Leave One Day, the first debut feature to open Cannes, expands on Bonnin’s 2023 César-winning short Partir Un Jour, about a man who returns to his hometown from Paris and revisits past memories. For the feature version, Bonnin has switched her lead character to a rising female chef on the cusp of opening a gourmet restaurant in Paris, who returns to her hometown when her father falls ill. There she reconnects with a former teenage crush and begins to question the direction her life is taking. Singer/songwriter Juliette Armanet stars alongside Bastien Bouillon, both of whom also headlined the short film, with their roles now reversed.
“There were subjects I wanted to address, like the choice to become a mother, how to balance career and relationships, getting older and carving out one’s path in life,” says Bonnin. “I didn’t want to be didactic but all these themes needed to be explored through a woman’s perspective.”
Roll call
Both the short and the feature were co-written by Dimitri Lucas, Bonnin’s partner in screenwriting and in life. Shot on location in the Grand Est region of France, it is produced by Topshot Films’ Bastien Daret, Arthur Goisset and Robin Robles and Les Films du Worso’s Sylvie Pialat and Benoit Quainon, with Pathé’s Ardavan Safaee and France 3 co-producing. Pathé release day and date in French cinemas, and Pathé International handles international sales.
A graduate of the prestigious Paris film school La Fémis, Bonnin cites an eclectic mix of creative inspirations, including directors Agnes Varda and Jane Campion “for their work and their existence in itself”, as well as contemporaries Julia Ducournau, Rebecca Zlotowski and Valérie Donzelli. “When they came onto the scene, I said, ‘Wow, a door is opening, there’s something very powerful happening’,” she recalls. “I hadn’t realised I was missing role models.”
While Bonnin will join the ranks of history-making female French filmmakers when Leave One Day premieres, she says: “I didn’t expect it and even now it doesn’t seem real. I told my producers not to share any rumours with me [about Cannes selection]. At 1am the night before the press conference, Sylvie Pialat called me and said, ‘Would you want to open?’ I said, ‘Open what?’ We were always hoping for a place in Cannes, but it had never occurred to me to open.”
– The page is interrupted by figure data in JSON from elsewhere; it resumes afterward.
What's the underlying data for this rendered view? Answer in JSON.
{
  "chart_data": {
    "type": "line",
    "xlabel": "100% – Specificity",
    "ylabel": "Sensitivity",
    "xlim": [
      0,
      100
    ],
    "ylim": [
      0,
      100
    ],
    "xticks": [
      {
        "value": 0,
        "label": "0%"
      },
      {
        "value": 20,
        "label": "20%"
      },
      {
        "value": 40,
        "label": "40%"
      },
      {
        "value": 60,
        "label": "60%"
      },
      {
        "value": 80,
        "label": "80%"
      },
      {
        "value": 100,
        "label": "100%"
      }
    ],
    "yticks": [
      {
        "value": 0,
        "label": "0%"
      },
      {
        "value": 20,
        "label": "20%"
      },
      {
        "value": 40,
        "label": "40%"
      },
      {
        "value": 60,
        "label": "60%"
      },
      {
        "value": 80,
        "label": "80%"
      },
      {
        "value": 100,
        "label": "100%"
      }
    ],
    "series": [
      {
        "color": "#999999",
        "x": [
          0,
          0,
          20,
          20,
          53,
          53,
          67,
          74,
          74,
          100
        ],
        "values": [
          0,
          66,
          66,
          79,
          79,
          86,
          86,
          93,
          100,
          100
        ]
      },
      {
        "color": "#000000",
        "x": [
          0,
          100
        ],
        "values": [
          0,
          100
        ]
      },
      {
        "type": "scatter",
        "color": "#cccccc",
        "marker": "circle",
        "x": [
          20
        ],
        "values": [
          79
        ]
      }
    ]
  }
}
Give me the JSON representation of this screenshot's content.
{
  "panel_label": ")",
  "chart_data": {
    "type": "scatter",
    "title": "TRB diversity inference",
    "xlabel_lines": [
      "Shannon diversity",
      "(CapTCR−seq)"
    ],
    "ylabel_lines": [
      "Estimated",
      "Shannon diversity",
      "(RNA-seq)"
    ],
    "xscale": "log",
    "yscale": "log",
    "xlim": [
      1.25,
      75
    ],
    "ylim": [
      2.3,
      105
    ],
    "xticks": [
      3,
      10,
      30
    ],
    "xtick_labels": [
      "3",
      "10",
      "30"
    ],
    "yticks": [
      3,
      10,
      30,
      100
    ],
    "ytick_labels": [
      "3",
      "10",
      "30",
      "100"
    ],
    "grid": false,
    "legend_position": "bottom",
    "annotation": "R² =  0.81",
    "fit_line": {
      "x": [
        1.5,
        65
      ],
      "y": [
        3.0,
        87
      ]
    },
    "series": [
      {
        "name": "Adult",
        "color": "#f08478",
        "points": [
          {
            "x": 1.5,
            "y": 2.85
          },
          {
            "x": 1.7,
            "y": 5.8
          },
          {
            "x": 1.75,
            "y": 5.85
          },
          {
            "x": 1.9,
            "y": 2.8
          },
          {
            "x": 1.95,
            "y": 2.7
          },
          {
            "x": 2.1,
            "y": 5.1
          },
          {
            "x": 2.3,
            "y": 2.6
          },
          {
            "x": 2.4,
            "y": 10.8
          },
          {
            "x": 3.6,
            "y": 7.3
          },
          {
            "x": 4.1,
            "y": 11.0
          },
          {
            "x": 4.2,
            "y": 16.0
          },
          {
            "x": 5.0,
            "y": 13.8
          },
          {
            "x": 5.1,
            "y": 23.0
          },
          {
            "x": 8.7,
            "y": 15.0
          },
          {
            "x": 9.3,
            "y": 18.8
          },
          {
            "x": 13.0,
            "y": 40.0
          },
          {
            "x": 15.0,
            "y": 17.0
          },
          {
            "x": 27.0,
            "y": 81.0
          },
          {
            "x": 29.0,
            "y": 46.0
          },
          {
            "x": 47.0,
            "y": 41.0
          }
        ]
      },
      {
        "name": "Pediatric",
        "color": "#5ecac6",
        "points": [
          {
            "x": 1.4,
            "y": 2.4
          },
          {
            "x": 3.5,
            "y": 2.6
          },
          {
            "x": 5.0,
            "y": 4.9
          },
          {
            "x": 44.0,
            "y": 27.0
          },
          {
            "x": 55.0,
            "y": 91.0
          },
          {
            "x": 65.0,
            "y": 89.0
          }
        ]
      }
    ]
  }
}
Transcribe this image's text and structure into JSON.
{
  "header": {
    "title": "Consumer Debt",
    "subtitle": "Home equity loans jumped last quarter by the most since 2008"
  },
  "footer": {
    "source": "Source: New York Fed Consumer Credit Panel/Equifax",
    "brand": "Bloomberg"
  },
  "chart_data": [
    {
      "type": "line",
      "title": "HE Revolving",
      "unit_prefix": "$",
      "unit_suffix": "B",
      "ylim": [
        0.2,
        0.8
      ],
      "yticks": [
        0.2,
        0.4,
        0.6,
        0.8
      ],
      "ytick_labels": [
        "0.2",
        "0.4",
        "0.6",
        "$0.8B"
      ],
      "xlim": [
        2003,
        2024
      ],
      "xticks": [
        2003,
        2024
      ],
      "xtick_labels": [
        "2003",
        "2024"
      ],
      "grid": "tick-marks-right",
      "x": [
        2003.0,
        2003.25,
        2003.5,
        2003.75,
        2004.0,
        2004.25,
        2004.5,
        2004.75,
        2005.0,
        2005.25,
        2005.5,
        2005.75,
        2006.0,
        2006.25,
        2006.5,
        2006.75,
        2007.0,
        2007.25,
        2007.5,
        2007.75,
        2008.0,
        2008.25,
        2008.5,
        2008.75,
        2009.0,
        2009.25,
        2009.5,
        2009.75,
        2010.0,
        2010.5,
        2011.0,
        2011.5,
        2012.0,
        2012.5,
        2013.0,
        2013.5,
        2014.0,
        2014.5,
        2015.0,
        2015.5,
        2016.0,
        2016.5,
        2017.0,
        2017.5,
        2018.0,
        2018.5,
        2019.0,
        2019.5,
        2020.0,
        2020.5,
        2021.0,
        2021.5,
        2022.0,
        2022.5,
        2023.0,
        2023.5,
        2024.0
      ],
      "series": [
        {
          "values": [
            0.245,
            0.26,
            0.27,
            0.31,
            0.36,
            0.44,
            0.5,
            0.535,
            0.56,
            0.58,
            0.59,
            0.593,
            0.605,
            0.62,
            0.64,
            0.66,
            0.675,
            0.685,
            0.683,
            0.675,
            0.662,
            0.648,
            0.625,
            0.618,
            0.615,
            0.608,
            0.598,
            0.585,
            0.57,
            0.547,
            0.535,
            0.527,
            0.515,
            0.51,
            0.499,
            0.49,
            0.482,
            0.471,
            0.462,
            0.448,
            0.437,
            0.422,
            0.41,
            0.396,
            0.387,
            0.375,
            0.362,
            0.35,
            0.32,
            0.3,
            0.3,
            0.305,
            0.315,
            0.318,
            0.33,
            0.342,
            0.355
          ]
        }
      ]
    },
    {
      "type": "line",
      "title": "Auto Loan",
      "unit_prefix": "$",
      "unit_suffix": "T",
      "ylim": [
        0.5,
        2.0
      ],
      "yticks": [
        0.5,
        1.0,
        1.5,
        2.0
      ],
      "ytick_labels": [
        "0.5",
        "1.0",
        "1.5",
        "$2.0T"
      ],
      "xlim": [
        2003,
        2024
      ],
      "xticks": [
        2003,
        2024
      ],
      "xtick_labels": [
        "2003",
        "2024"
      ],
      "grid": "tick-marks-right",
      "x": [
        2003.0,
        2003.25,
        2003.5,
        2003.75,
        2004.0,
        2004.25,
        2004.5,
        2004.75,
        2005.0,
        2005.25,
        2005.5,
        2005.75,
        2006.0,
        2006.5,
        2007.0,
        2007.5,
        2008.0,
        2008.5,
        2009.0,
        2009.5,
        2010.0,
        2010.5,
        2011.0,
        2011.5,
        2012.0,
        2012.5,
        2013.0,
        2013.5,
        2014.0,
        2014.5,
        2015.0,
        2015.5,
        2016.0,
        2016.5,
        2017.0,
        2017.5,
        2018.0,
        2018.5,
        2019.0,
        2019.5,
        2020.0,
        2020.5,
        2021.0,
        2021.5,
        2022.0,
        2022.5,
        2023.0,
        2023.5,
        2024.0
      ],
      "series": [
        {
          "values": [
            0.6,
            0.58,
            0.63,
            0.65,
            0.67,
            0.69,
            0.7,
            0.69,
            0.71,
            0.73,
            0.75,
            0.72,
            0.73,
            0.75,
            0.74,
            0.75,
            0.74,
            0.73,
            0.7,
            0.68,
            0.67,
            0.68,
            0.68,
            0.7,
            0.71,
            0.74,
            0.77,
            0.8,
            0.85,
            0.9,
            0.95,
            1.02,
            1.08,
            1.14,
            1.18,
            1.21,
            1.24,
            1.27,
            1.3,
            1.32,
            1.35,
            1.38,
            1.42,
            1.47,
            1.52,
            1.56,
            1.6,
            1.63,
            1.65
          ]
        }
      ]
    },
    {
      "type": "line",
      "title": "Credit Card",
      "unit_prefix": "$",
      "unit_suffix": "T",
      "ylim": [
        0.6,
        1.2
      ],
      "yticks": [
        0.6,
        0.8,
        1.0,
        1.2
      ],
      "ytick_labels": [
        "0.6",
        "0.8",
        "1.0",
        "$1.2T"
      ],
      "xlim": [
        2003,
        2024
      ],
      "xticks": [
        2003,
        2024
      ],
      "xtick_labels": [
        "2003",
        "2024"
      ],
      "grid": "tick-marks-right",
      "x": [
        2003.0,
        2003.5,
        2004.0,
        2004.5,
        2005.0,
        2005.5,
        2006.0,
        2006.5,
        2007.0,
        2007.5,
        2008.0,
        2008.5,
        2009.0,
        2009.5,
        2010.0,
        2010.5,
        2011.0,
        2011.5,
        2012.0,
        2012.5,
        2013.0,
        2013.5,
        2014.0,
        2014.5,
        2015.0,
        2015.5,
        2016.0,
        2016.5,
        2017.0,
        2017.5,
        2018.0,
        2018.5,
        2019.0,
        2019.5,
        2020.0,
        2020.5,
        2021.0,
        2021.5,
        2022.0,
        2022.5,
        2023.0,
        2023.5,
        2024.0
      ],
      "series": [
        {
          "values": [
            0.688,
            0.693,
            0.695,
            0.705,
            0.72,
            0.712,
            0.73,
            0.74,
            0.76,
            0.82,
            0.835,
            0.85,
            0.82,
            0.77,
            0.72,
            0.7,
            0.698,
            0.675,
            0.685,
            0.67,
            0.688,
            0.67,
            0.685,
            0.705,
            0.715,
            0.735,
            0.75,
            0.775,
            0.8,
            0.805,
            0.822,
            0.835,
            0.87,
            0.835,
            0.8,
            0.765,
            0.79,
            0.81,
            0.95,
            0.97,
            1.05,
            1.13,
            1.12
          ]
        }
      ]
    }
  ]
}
Leave One Day’s soundtrack features a mix of songs from past decades alongside more modern tunes including hits from Celine Dion, French singer/songwriter Francis Cabrel and Belgian rapper Stromae. All of the musical sequences were shot live on set, with a score from Matthieu Sibony (Schmooze), P.R2b, Keren Ann, Zeidel, Thomas Krameyer, Germain Izydorczyk, Emma Prat & Theo Kaiser, and Chilly Gonzales.
“I gave them the screenplay, the song titles and our intentions and they worked to create the compositions,” says Bonnin. “The actors had the music in earphones and sang over it.”
Characters break into song mid-conversation but Bonnin’s aim was to keep the musical interludes simple. “I didn’t want to have big musical scenes with elaborate choreography. I wanted to keep it believable in terms of how the characters would move,” she says. “It was all choreographed, but to reflect the characters.”
The film’s original French title is taken from the name of a chart-topping single by 1990s French boy band 2BE3, which Bonnin says “marked an entire generation. It was a period when boy bands were at their peak and this song is one of the most well-known from that era [in France].”
While there are no plans currently to release a soundtrack to the film, the title track as sung by Armanet over the end credits will be available as a single.
While the songs may all be French, Bonnin hopes the emotions they evoke are universal. “It’s about asking questions like, ‘If I had taken this path instead, would my life have been different?’ That isn’t a French question — that is international.”